First, we have this report from a few days ago.
Health identifier not legal till next year
16 March 2009 02:06 PM
The legislation changes required for the national use of an individual health identifier won't likely be completed until mid next year, and that's only if the federal election doesn't become a hurdle, according to National E-health Transition Authority (NEHTA) CEO Peter Fleming.
"I think realistically by the middle of next year we should have the legislation in place to support this. Pragmatically I understand next year is probably going to be an election year and there's a little bit of difficulty around that. So it's something that we need to monitor very carefully," Fleming said, speaking at the IIR National Telemedicine Summit in Sydney today.
The chief executive has touted this year as the "year of delivery" talking about bringing significant pilots on line in the fields of discharge referral and medication management, and having the technical requirements for an individual health identifier up and running.
There has also been work carried out on how to securely move information from A to B.
However, in order for any systems to be populated with personal data, there needs to be consultation on privacy and information sharing issues.
At a recent conference of Australian health ministers, the ministers said it was "essential" that privacy arrangements meet community expectations, balancing the need to protect personal details with the ability to achieve healthcare benefits through sharing of information and agreed that further consultations were required before an individual health identifier could get off the ground.
Now as reported on the blog a week or so ago here:
We have this from the Senate Estimates of the 25th of February, 2009 we have:
“Senator BOYCE—So by the end of the year we should have the unique identifier?
Ms Halton—Yes, we should.
I think somehow the pilot idea somehow slipped through the cracks! The timeframe looks a trifle adventurous also – but we shall see!
This was then followed by this:
“Ms Halton—Yes, that is right. The other thing that is going to be delivered by the end of the year is secure messaging. In other words, not only do you want to know who it is you are talking about but also you want to be able to say quite confidently to patients that the information that goes via this mechanism to this other party is not going to disappear into cyberspace and cannot be in some way tampered with or siphoned off by somebody else. It has to be secure. We all think that privacy in respect of health is incredibly important, and so secure messaging—which again is in this timetable—is one of these key things to be delivered.”
Seems to me here we have a Secretary of the Commonwealth Department of Health and Ageing being publicly repudiated by the CEO of NEHTA as far issues of credibility of implementation time frames for core NEHTA projects.
Worse still we have NEHTA suggesting it might need to arrange, similar to NSW with HealtheLink, some abrogation of privacy principles to move forward.
“Despite the slow movement of legislation changes, NEHTA is keeping its plans for pilots on a "reasonable scale" and has been talking to various bodies to see what parts of the identifier can be implemented to support the pilots. "So it might be through a series of consent agreements, it could be through some kind of ministerial decree," Fleming said.”
Here we see an example of the problem of the fractured governance of e-Health in the ‘unlucky country’!

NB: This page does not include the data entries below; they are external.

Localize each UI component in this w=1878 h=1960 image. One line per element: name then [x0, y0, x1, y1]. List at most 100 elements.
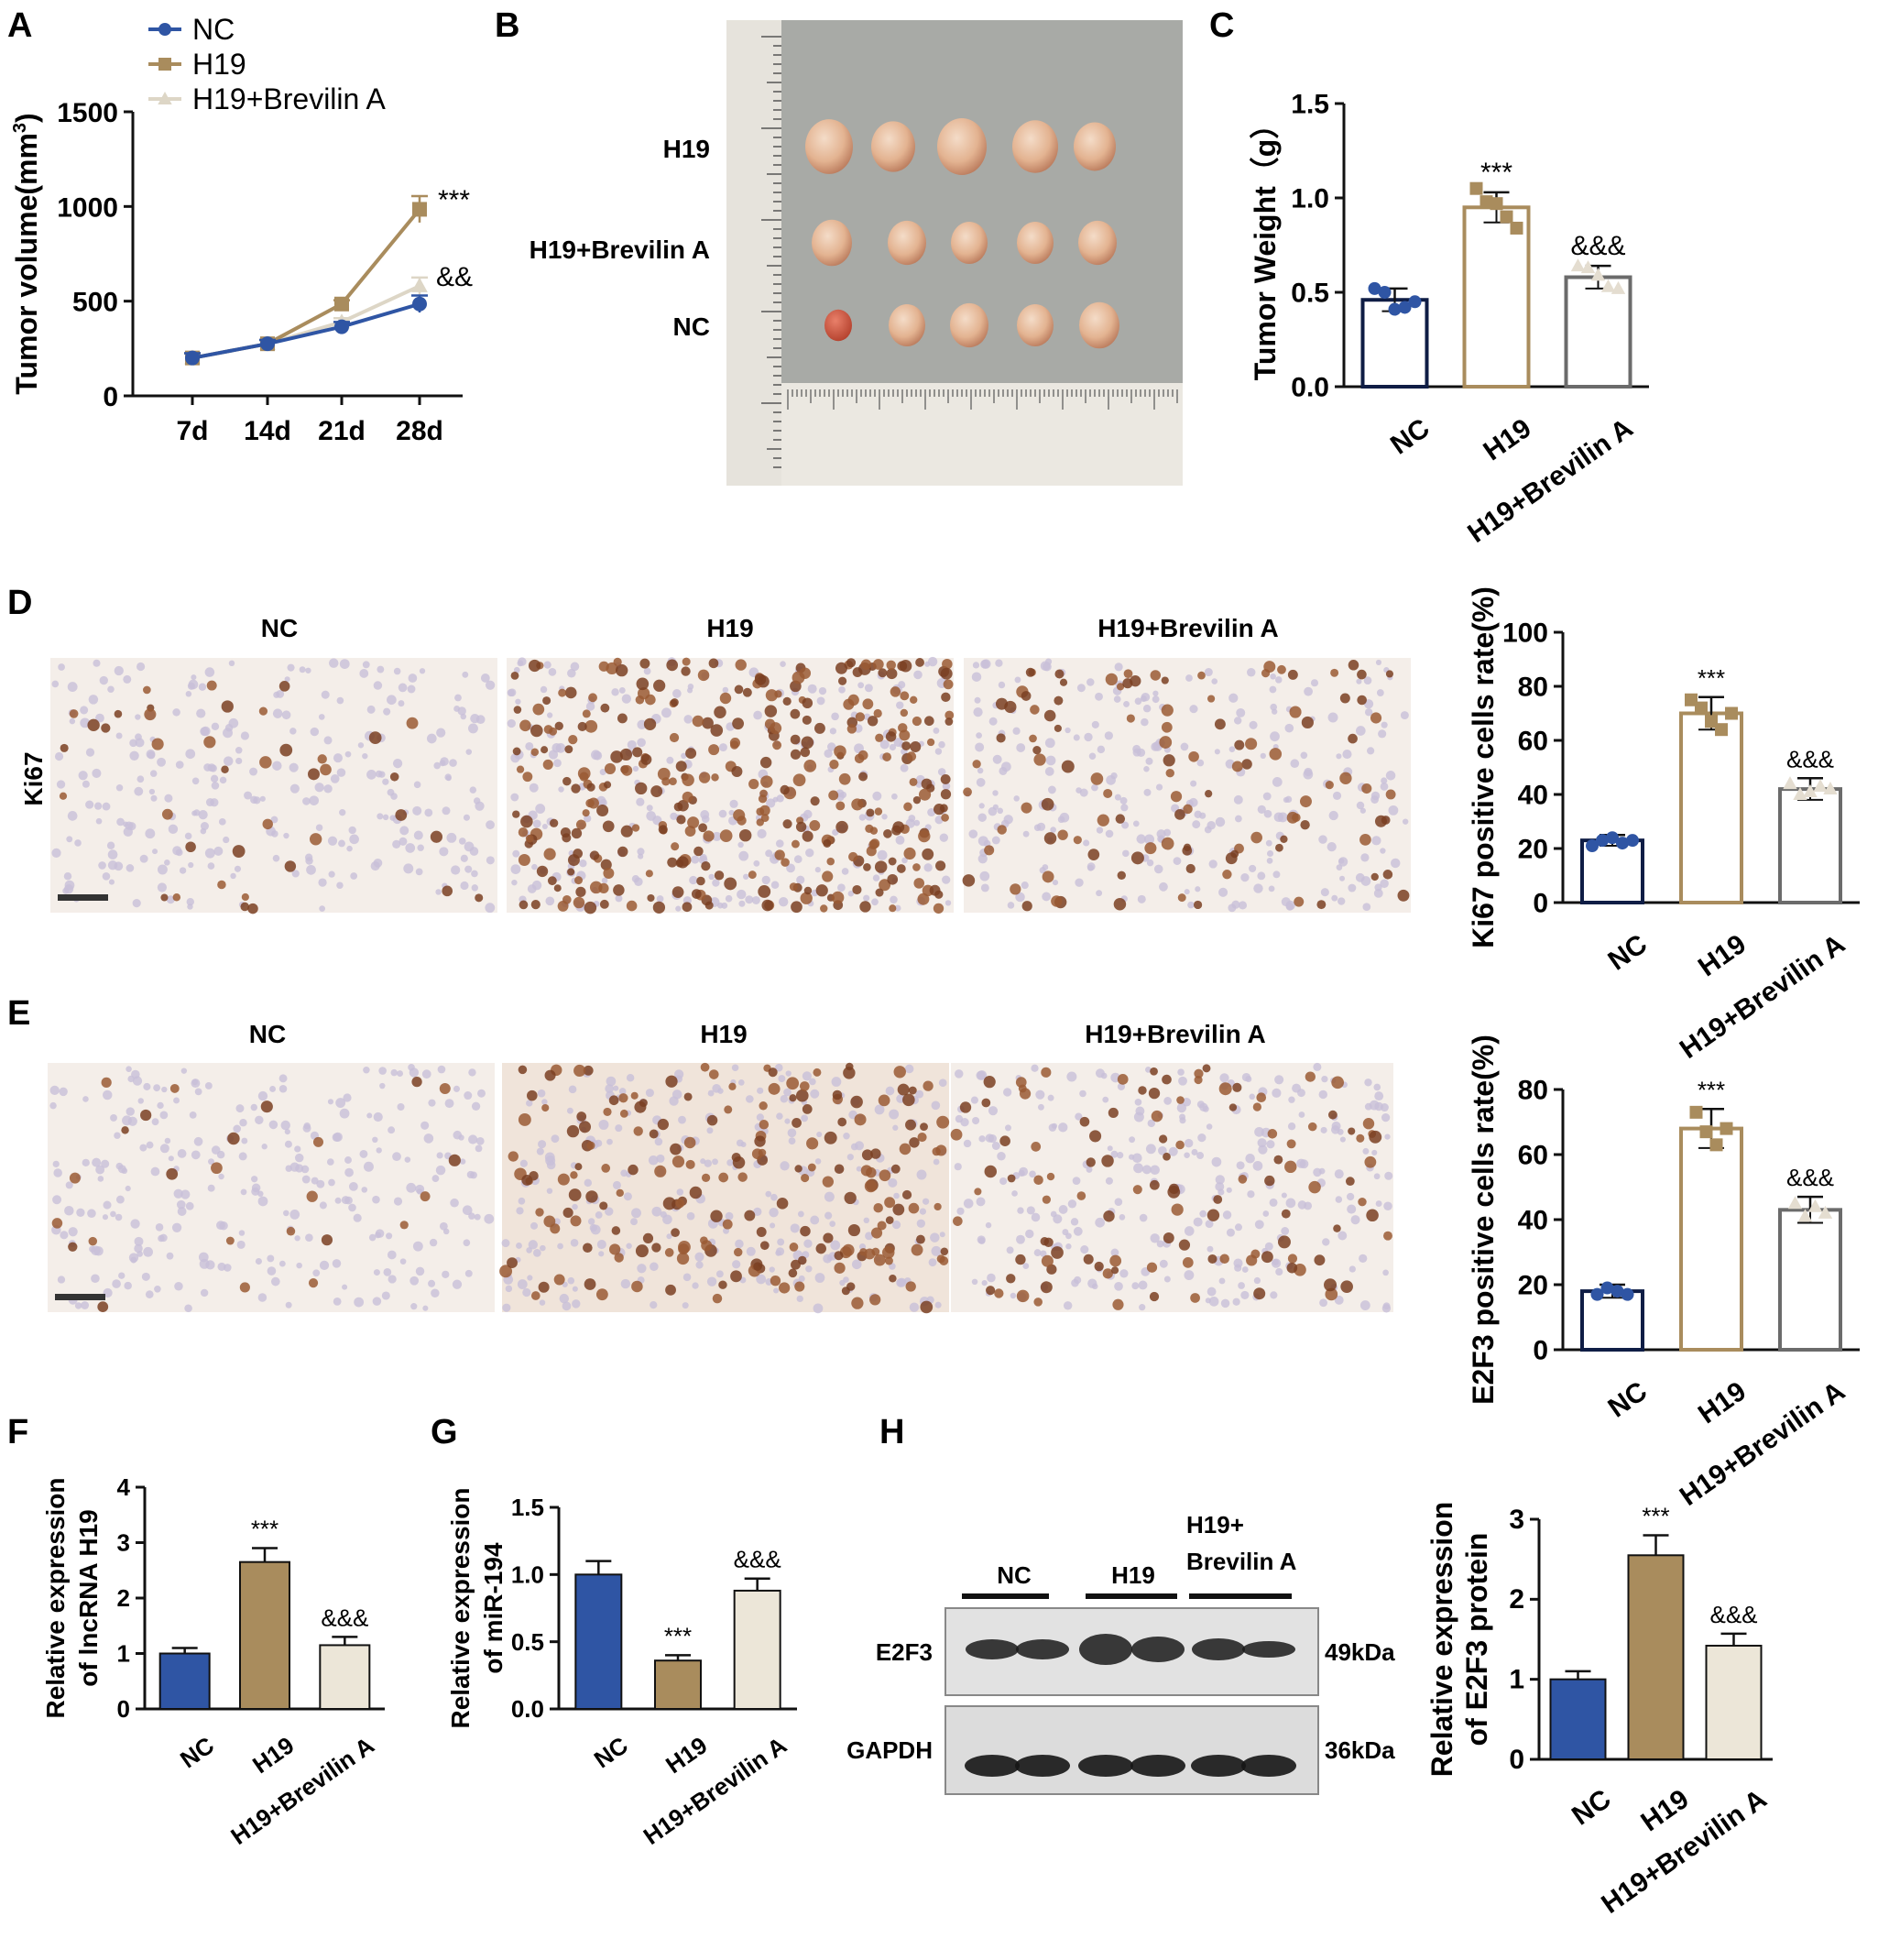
ihc-cell — [931, 1100, 941, 1111]
ihc-cell — [211, 782, 220, 790]
ihc-positive-cell — [671, 1228, 680, 1238]
ihc-cell — [312, 1269, 321, 1277]
x-category-label: H19+Brevilin A — [639, 1731, 792, 1850]
ihc-positive-cell — [1149, 1291, 1160, 1302]
ihc-cell — [689, 875, 698, 885]
ihc-cell — [278, 1074, 288, 1083]
ihc-cell — [1356, 726, 1366, 736]
ihc-cell — [682, 1273, 692, 1282]
bar — [1564, 275, 1632, 389]
ihc-cell — [69, 717, 76, 725]
ihc-cell — [706, 1127, 714, 1134]
y-tick-label: 20 — [1518, 1271, 1548, 1301]
ihc-cell — [850, 1143, 858, 1151]
ihc-positive-cell — [912, 716, 923, 727]
ihc-positive-cell — [758, 885, 771, 898]
ihc-positive-cell — [772, 740, 782, 750]
ihc-positive-cell — [800, 1225, 811, 1237]
ihc-positive-cell — [1041, 1067, 1052, 1078]
ihc-cell — [339, 1108, 350, 1119]
data-point — [334, 296, 349, 312]
ihc-cell — [1113, 695, 1121, 703]
ihc-cell — [507, 718, 516, 728]
ihc-cell — [769, 1266, 775, 1273]
ihc-cell — [773, 1287, 780, 1294]
ihc-cell — [1318, 1089, 1327, 1100]
ihc-cell — [584, 1178, 593, 1188]
tumor — [805, 119, 853, 174]
ihc-cell — [336, 881, 344, 889]
ihc-cell — [1218, 887, 1228, 897]
y-tick-label: 40 — [1518, 1206, 1548, 1236]
ihc-positive-cell — [797, 1255, 807, 1265]
ihc-positive-cell — [651, 1243, 661, 1253]
ihc-cell — [284, 676, 290, 683]
x-category-label: H19+Brevilin A — [1675, 1376, 1851, 1512]
ihc-cell — [913, 819, 921, 827]
ihc-cell — [756, 1113, 764, 1122]
ihc-cell — [115, 1195, 125, 1204]
legend-label: H19+Brevilin A — [192, 82, 386, 115]
ihc-cell — [405, 843, 416, 853]
ihc-positive-cell — [1151, 1110, 1163, 1122]
ihc-cell — [157, 757, 166, 767]
ihc-positive-cell — [630, 1091, 639, 1100]
ihc-positive-cell — [1207, 695, 1216, 703]
ihc-cell — [126, 1107, 135, 1116]
ihc-cell — [525, 741, 534, 750]
ihc-cell — [1047, 785, 1056, 794]
ihc-cell — [462, 1205, 473, 1216]
ihc-cell — [1156, 1240, 1164, 1248]
panel-label-e: E — [7, 994, 30, 1033]
ihc-cell — [976, 777, 986, 787]
ihc-cell — [1260, 752, 1266, 760]
ihc-positive-cell — [734, 684, 744, 695]
ihc-cell — [1014, 676, 1021, 684]
ihc-cell — [977, 836, 988, 847]
ihc-positive-cell — [571, 783, 581, 794]
ihc-positive-cell — [823, 1232, 834, 1243]
ihc-cell — [442, 1228, 450, 1235]
ihc-positive-cell — [635, 782, 648, 795]
data-point — [1368, 281, 1381, 295]
ihc-positive-cell — [518, 1065, 528, 1075]
ihc-positive-cell — [573, 1064, 586, 1078]
ihc-positive-cell — [541, 1103, 550, 1112]
ihc-positive-cell — [737, 816, 747, 826]
ihc-cell — [174, 1282, 183, 1291]
ihc-positive-cell — [576, 1111, 587, 1122]
ihc-positive-cell — [810, 796, 820, 806]
ihc-cell — [1075, 878, 1084, 887]
ihc-cell — [540, 1244, 546, 1252]
ihc-positive-cell — [789, 882, 798, 892]
ihc-positive-cell — [869, 1294, 881, 1306]
ihc-cell — [743, 873, 749, 880]
significance-label: *** — [1642, 1502, 1669, 1529]
ihc-cell — [1284, 723, 1294, 733]
data-point — [1705, 715, 1718, 728]
ihc-cell — [976, 732, 982, 739]
y-tick-label: 2 — [117, 1584, 130, 1612]
data-point — [1699, 1125, 1713, 1139]
data-point — [1590, 268, 1606, 281]
data-point — [411, 277, 428, 292]
data-point — [1596, 834, 1609, 848]
data-point — [1398, 301, 1412, 314]
ihc-cell — [1104, 731, 1113, 740]
ihc-cell — [889, 1109, 900, 1120]
ihc-cell — [838, 686, 846, 694]
ihc-cell — [419, 668, 426, 674]
ihc-positive-cell — [1167, 1185, 1181, 1199]
ihc-cell — [1065, 1243, 1072, 1250]
ihc-cell — [335, 1098, 346, 1108]
ihc-positive-cell — [604, 762, 617, 774]
ihc-cell — [387, 695, 397, 706]
ihc-positive-cell — [667, 857, 678, 868]
bar — [574, 1573, 623, 1711]
ihc-positive-cell — [507, 1257, 518, 1269]
ihc-positive-cell — [748, 779, 759, 790]
ihc-positive-cell — [870, 1227, 883, 1239]
bar — [1580, 1289, 1644, 1352]
ihc-cell — [409, 1276, 420, 1286]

We have the Commonwealth Department fantasizing about how quickly things will move and we have NEHTA (a private limited by guarantee company) hoping to use ministerial fiat to ignore established and proposed privacy legislation.

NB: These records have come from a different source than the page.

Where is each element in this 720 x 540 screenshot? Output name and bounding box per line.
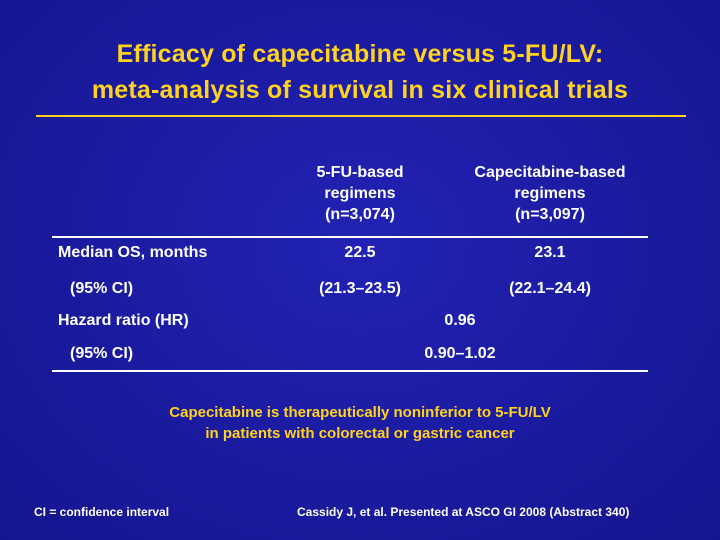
median-os-capecitabine-value: 23.1 [534,244,566,261]
column-header-5fu-line-3: (n=3,074) [325,206,395,223]
table-top-rule [52,236,648,238]
os-ci-5fu-value: (21.3–23.5) [319,280,401,297]
table-bottom-rule [52,370,648,372]
row-label-hr-ci: (95% CI) [70,345,134,362]
column-header-capecitabine: Capecitabine-based regimens (n=3,097) [445,162,655,225]
column-header-capecitabine-line-3: (n=3,097) [515,206,585,223]
os-ci-capecitabine-value: (22.1–24.4) [509,280,591,297]
conclusion-line-2: in patients with colorectal or gastric c… [205,425,515,442]
column-header-5fu: 5-FU-based regimens (n=3,074) [290,162,430,225]
column-header-capecitabine-line-2: regimens [514,185,586,202]
hr-ci-value: 0.90–1.02 [424,345,496,362]
title-line-2: meta-analysis of survival in six clinica… [91,76,629,104]
conclusion-line-1: Capecitabine is therapeutically noninfer… [169,404,551,421]
row-label-median-os: Median OS, months [58,244,208,261]
column-header-5fu-line-2: regimens [324,185,396,202]
column-header-capecitabine-line-1: Capecitabine-based [474,164,626,181]
conclusion-text: Capecitabine is therapeutically noninfer… [60,402,660,444]
column-header-5fu-line-1: 5-FU-based [316,164,404,181]
row-label-hazard-ratio: Hazard ratio (HR) [58,312,189,329]
abbreviation-footnote: CI = confidence interval [34,505,170,519]
title-divider [36,115,686,117]
citation-footnote: Cassidy J, et al. Presented at ASCO GI 2… [297,505,630,519]
slide-title: Efficacy of capecitabine versus 5-FU/LV:… [20,36,700,108]
title-line-1: Efficacy of capecitabine versus 5-FU/LV: [116,40,604,68]
hazard-ratio-value: 0.96 [444,312,476,329]
median-os-5fu-value: 22.5 [344,244,376,261]
row-label-os-ci: (95% CI) [70,280,134,297]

The last thing that is needed is to get the privacy and patient advocacy lobbies wound up and unhappy just because of some artificial time-lines that would not be a problem if NEHTA and DoHA had done a better job of forward planning – knowing as they have for at least the last year that legislation to enable the IHI would be needed.

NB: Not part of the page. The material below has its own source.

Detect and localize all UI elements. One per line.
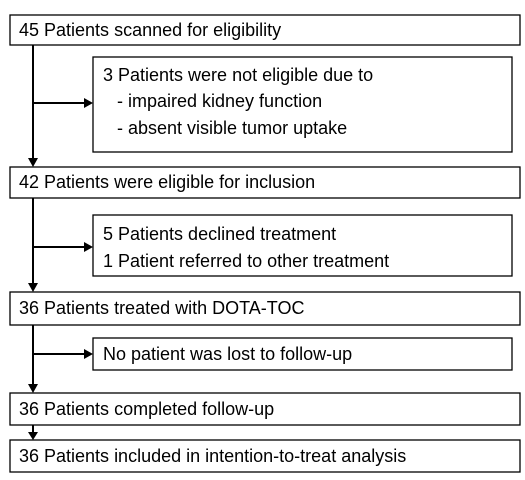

And in the last week we discover that DoHA has what it thinks is a good idea on ePIP, and with not much more than a week or two’s notice to both NEHTA and the software providers, announces a rushed new program.
And we also have the unseemly lack of co-ordination of e-prescribing as a third example of national governance failure:
This really is a case of once is an accident, twice is a co-incidence and three times is enemy action!
The problem in all these instances is that we lack a single entity planning and delivering e-Health in Australia and until this is created (as recommended in the Deloittes National E-Health Strategy) we will remain in this abysmal mess.